Mr. Sandman, Bring Me An Ace

We need a starting pitcher. Pretty much every Reds fan knows it. We allowed more runs

Like... maybe this guy, but 100 years younger?

than either the Brewers AND the Cardinals last season – and the Cardinals get Wainwright back. I know it’s still early. We’ve got three months before Ps and Cs report to spring training, but I’m already starting to feel desperate. Of course, the Reds could never have put up the money for CJ Wilson, and there’s a pretty long list of reasons that Yu Darvish is a bad fit for the Reds. On the other hand, Cahill would have been a nice addition. (We don’t REALLY need an ace, Cueto’s very good when he’s healthy – but an actual solid number 2 next year would be um…. good.)

But desperation-inspired craziness is already setting in. When I saw that D-train is signing with the Phillies, I was irrationally upset. I mean, D-train is a favorite of mine because he seems like a great guy – and we probably could have afforded the $1 million contract – but he’s not what we really need. He’d be a pretty good bullpen lefty or an bottom of the rotation guy – and we have those. And Andrew Brackman does not count.

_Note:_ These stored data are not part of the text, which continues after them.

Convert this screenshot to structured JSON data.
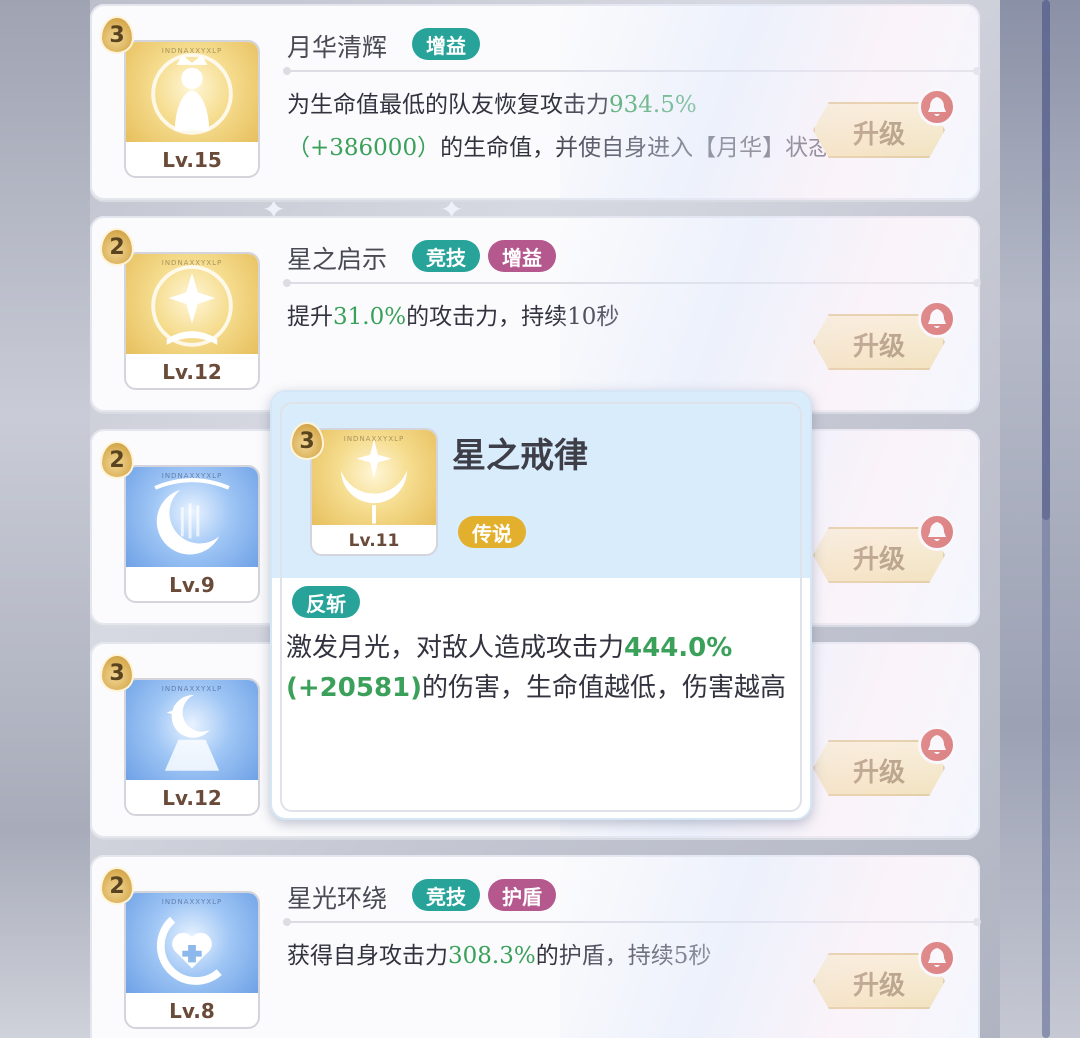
{
  "skills": [
    {
      "tier": "3",
      "name": "月华清辉",
      "icon_code": "INDNAXXYXLP",
      "level": "Lv.15",
      "tags": [
        {
          "label": "增益",
          "color": "teal"
        }
      ],
      "desc": {
        "pre": "为生命值最低的队友恢复攻击力",
        "hl": "934.5%（+386000）",
        "post": "的生命值，并使自身进入【月华】状态"
      },
      "icon": "praying-maiden-icon",
      "theme": "gold"
    },
    {
      "tier": "2",
      "name": "星之启示",
      "icon_code": "INDNAXXYXLP",
      "level": "Lv.12",
      "tags": [
        {
          "label": "竞技",
          "color": "teal"
        },
        {
          "label": "增益",
          "color": "purple"
        }
      ],
      "desc": {
        "pre": "提升",
        "hl": "31.0%",
        "post": "的攻击力，持续10秒"
      },
      "icon": "sparkle-book-icon",
      "theme": "gold"
    },
    {
      "tier": "2",
      "icon_code": "INDNAXXYXLP",
      "level": "Lv.9",
      "icon": "crescent-moon-icon",
      "theme": "blue"
    },
    {
      "tier": "3",
      "icon_code": "INDNAXXYXLP",
      "level": "Lv.12",
      "icon": "moon-pendant-icon",
      "theme": "blue"
    },
    {
      "tier": "2",
      "name": "星光环绕",
      "icon_code": "INDNAXXYXLP",
      "level": "Lv.8",
      "tags": [
        {
          "label": "竞技",
          "color": "teal"
        },
        {
          "label": "护盾",
          "color": "purple"
        }
      ],
      "desc": {
        "pre": "获得自身攻击力",
        "hl": "308.3%",
        "post": "的护盾，持续5秒"
      },
      "icon": "heart-cross-icon",
      "theme": "blue"
    }
  ],
  "upgrade_label": "升级",
  "popup": {
    "tier": "3",
    "icon_code": "INDNAXXYXLP",
    "level": "Lv.11",
    "name": "星之戒律",
    "rarity": "传说",
    "type": "反斩",
    "desc": {
      "pre": "激发月光，对敌人造成攻击力",
      "hl": "444.0%(+20581)",
      "post": "的伤害，生命值越低，伤害越高"
    },
    "icon": "star-crescent-icon"
  },
  "colors": {
    "teal": "#27a39a",
    "purple": "#b4588e",
    "gold": "#e3b02e",
    "highlight": "#3aa05a",
    "bell": "#cf3b34"
  }
}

I never really got that wish for destiny or whatever to bring you your soulmate, but these days, I can’t help but dreaming about that perfect pitcher to really cement the 2012 Reds as contenders. I know that pitcher isn’t out there – and anyone who comes close is unaffordable, but a girl can dream, can’t she?

Well, as long as it’s in song, right?

(Bung, bung, bung, bung, bung, bung, bung, bung, bung, bung, bung bung)

Mr. Sandman, bring us an ace

Make him the key to our pennant race

Give him a fastball that’s faster than sound

And tell him that his perfect team’s been found

 

Sandman, our rotation is rough

We’ll take anyone if he’s got the stuff

Please take pity on our team

Mr. Sandman, bring us a dream

 

Mr. Sandman, bring us a dream

Give him a windup like they’ve never seen

Give him control like Maddux or Cliff Lee

And we’ll love him unconditionally

 

 Mr. Sandman, bring us an ace

Before our season becomes a disgrace

Whether from Texas, Havana, or Tokyo

If he’s got a decent groundball ratio

 

Sandman, someone to start

A plus-plus sinker would steal all our hearts

So please turn on your magic beam

Mr. Sandman, bring us please, please, please

Mr. Sandman, bring us a dream.

 

I don’t know exactly a magic beam finds perfect boyfriends, but I hope it also works for baseball players.